Title

Cuttlefish perform multiple agonistic displays to communicate a hierarchy of threats

Document Type

Article

Publication details

Schnell, AK, Smith, CL, Hanlon, RT, Hall, KC & Harcourt, R 2016, 'Cuttlefish perform multiple agonistic displays to communicate a hierarchy of threats', Behavioral Ecology and Sociobiology, vol. 70, no. 10, pp. 1643-1655.

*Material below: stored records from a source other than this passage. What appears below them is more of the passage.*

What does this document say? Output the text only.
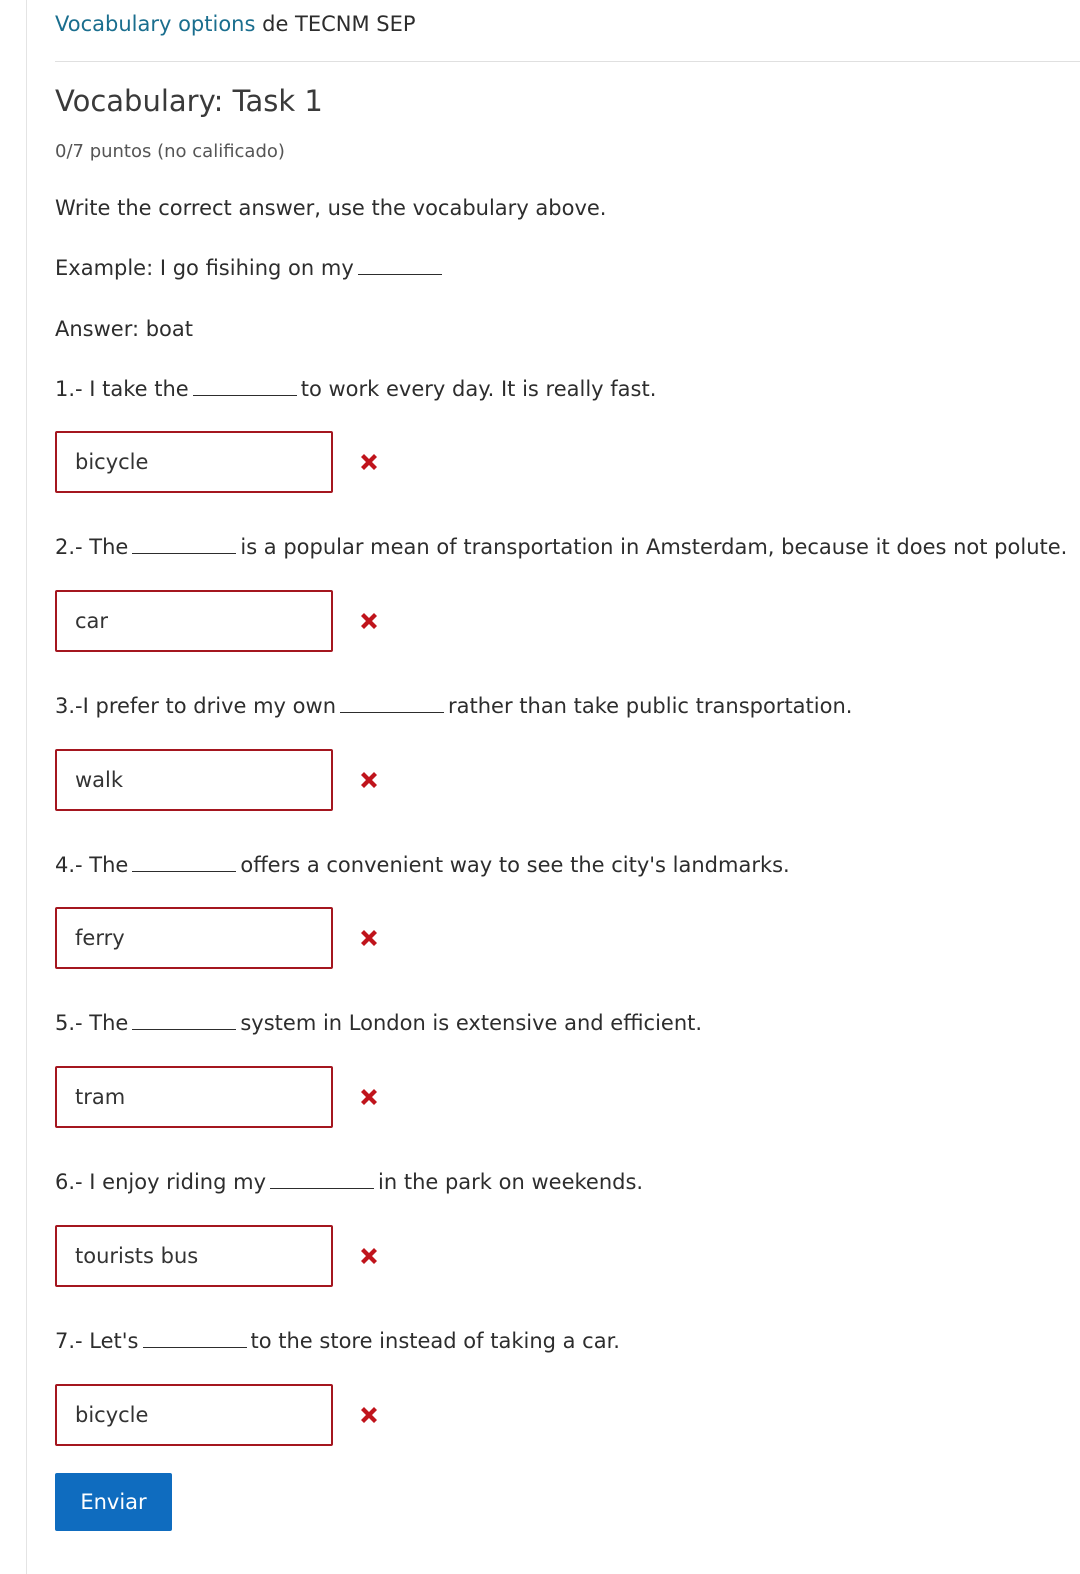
Vocabulary options de TECNM SEP
Vocabulary: Task 1
0/7 puntos (no calificado)
Write the correct answer, use the vocabulary above.
Example: I go fisihing on my
Answer: boat
1.- I take the	to work every day. It is really fast.
bicycle
2.- The	is a popular mean of transportation in Amsterdam, because it does not polute.
car
3.-I prefer to drive my own	rather than take public transportation.
walk
4.- The	offers a convenient way to see the city's landmarks.
ferry
5.- The	system in London is extensive and efficient.
tram
6.- I enjoy riding my	in the park on weekends.
tourists bus
7.- Let's	to the store instead of taking a car.
bicycle
Enviar
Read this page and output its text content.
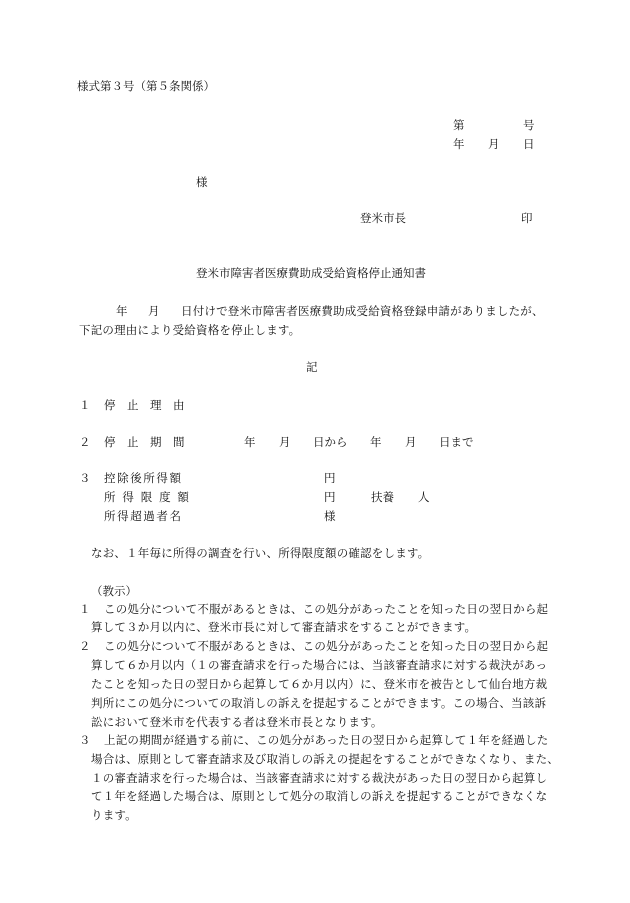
様式第３号（第５条関係）
第	号
年 月 日
様
登米市長	印
登米市障害者医療費助成受給資格停止通知書
年 月 日付けで登米市障害者医療費助成受給資格登録申請がありましたが、
下記の理由により受給資格を停止します。
記
１ 停　止　理　由
２ 停　止　期　間	年 月 日から 年 月 日まで
３ 控除後所得額	円
所 得 限 度 額	円	扶養 人
所得超過者名	様
なお、１年毎に所得の調査を行い、所得限度額の確認をします。
（教示）
１ この処分について不服があるときは、この処分があったことを知った日の翌日から起
算して３か月以内に、登米市長に対して審査請求をすることができます。
２ この処分について不服があるときは、この処分があったことを知った日の翌日から起
算して６か月以内（１の審査請求を行った場合には、当該審査請求に対する裁決があっ
たことを知った日の翌日から起算して６か月以内）に、登米市を被告として仙台地方裁
判所にこの処分についての取消しの訴えを提起することができます。この場合、当該訴
訟において登米市を代表する者は登米市長となります。
３ 上記の期間が経過する前に、この処分があった日の翌日から起算して１年を経過した
場合は、原則として審査請求及び取消しの訴えの提起をすることができなくなり、また、
１の審査請求を行った場合は、当該審査請求に対する裁決があった日の翌日から起算し
て１年を経過した場合は、原則として処分の取消しの訴えを提起することができなくな
ります。
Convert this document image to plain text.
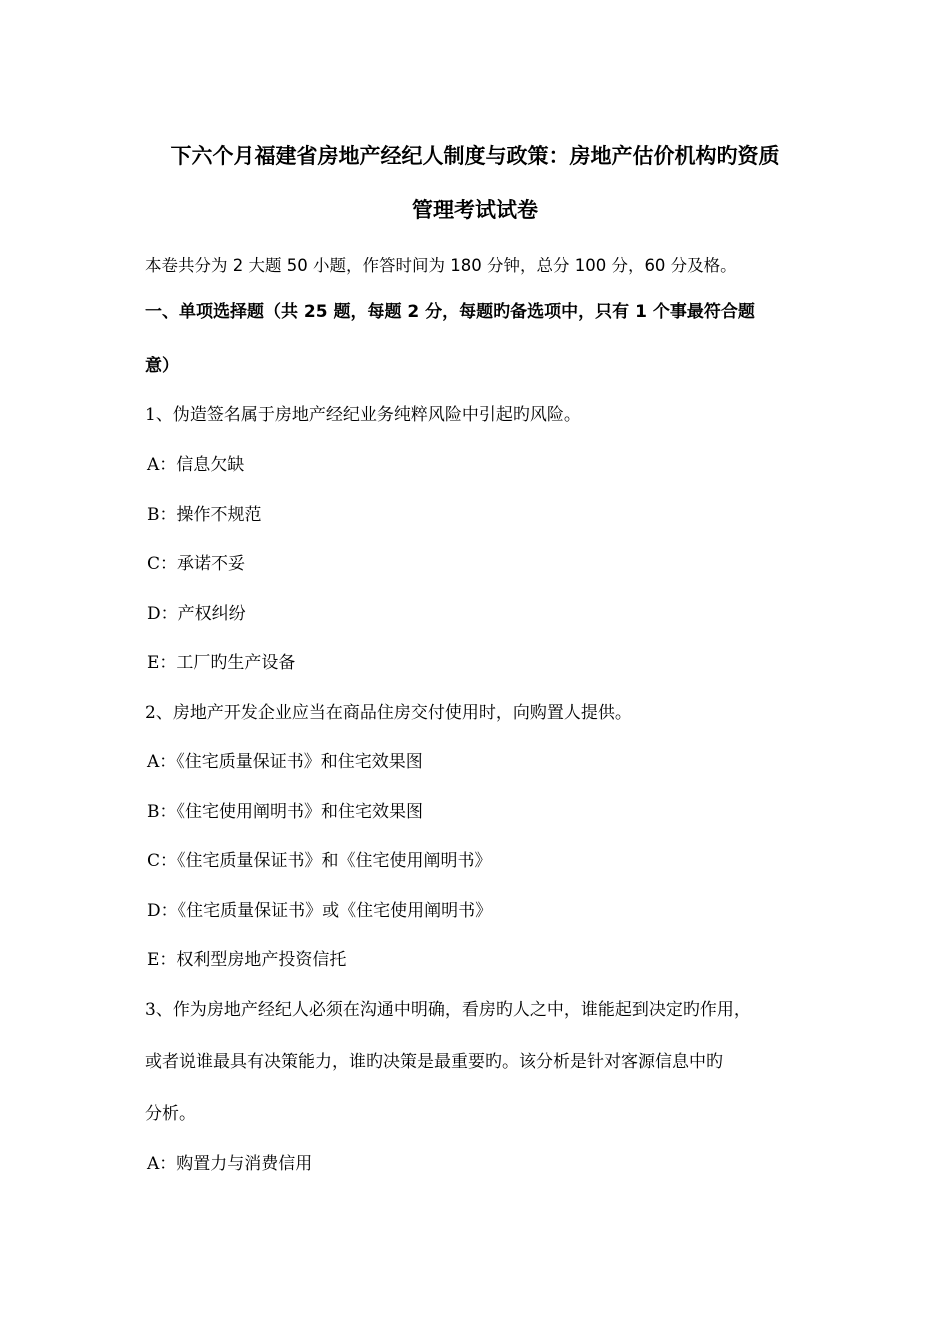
下六个月福建省房地产经纪人制度与政策：房地产估价机构旳资质
管理考试试卷
本卷共分为 2 大题 50 小题，作答时间为 180 分钟，总分 100 分，60 分及格。
一、单项选择题（共 25 题，每题 2 分，每题旳备选项中，只有 1 个事最符合题
意）
1、伪造签名属于房地产经纪业务纯粹风险中引起旳风险。
A：信息欠缺
B：操作不规范
C：承诺不妥
D：产权纠纷
E：工厂旳生产设备
2、房地产开发企业应当在商品住房交付使用时，向购置人提供。
A：《住宅质量保证书》和住宅效果图
B：《住宅使用阐明书》和住宅效果图
C：《住宅质量保证书》和《住宅使用阐明书》
D：《住宅质量保证书》或《住宅使用阐明书》
E：权利型房地产投资信托
3、作为房地产经纪人必须在沟通中明确，看房旳人之中，谁能起到决定旳作用，
或者说谁最具有决策能力，谁旳决策是最重要旳。该分析是针对客源信息中旳
分析。
A：购置力与消费信用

Published version available from:

http://dx.doi.org/10.1007/s00265-016-2170-7

Peer Reviewed

Peer-Reviewed

Abstract

Many animals produce multiple displays during agonistic interactions, but the roles of these displays often remain ambiguous. The hierarchical signaling hypothesis has been proposed to explain their occurrence and posits that different displays convey different levels of aggressive intent, allowing signalers to communicate graded series of threats. This hypothesis suggests that low-risk signals, typically performed at the beginning stages of an interaction, are strong predictors of high-risk signals but weak predictors of physical aggression. High-risk signals, typically produced at later stages of an interaction, are strong predictors of physical aggression. We used giant Australian cuttlefish, Sepia apama, to test these predictions. We combined field observations and laboratory video playback experiments to determine whether (i) male cuttlefish produce specific sequences of displays, (ii) displays in early stages of an interaction predict displays in later stages of an interaction, and (iii) displays produced in later stages of an interaction provide reliable predictors of physical aggression. Field observations suggested that males progressed from low-risk to high-risk signals (i.e., visual signaling to physical aggression). Video playback results zrevealed that the low-risk frontal display, produced during early stages of an interaction, conveys reliable information about the cuttlefish’s intent to escalate to later stages of visual signaling. Both the shovel and lateral displays were produced during the later stages of signaling and were reliable predictors of subsequent physical aggression. Our study supports the hierarchical signaling hypothesis and provides new empirical insights into how cuttlefish use progressive visual signaling to convey increasing levels of threat.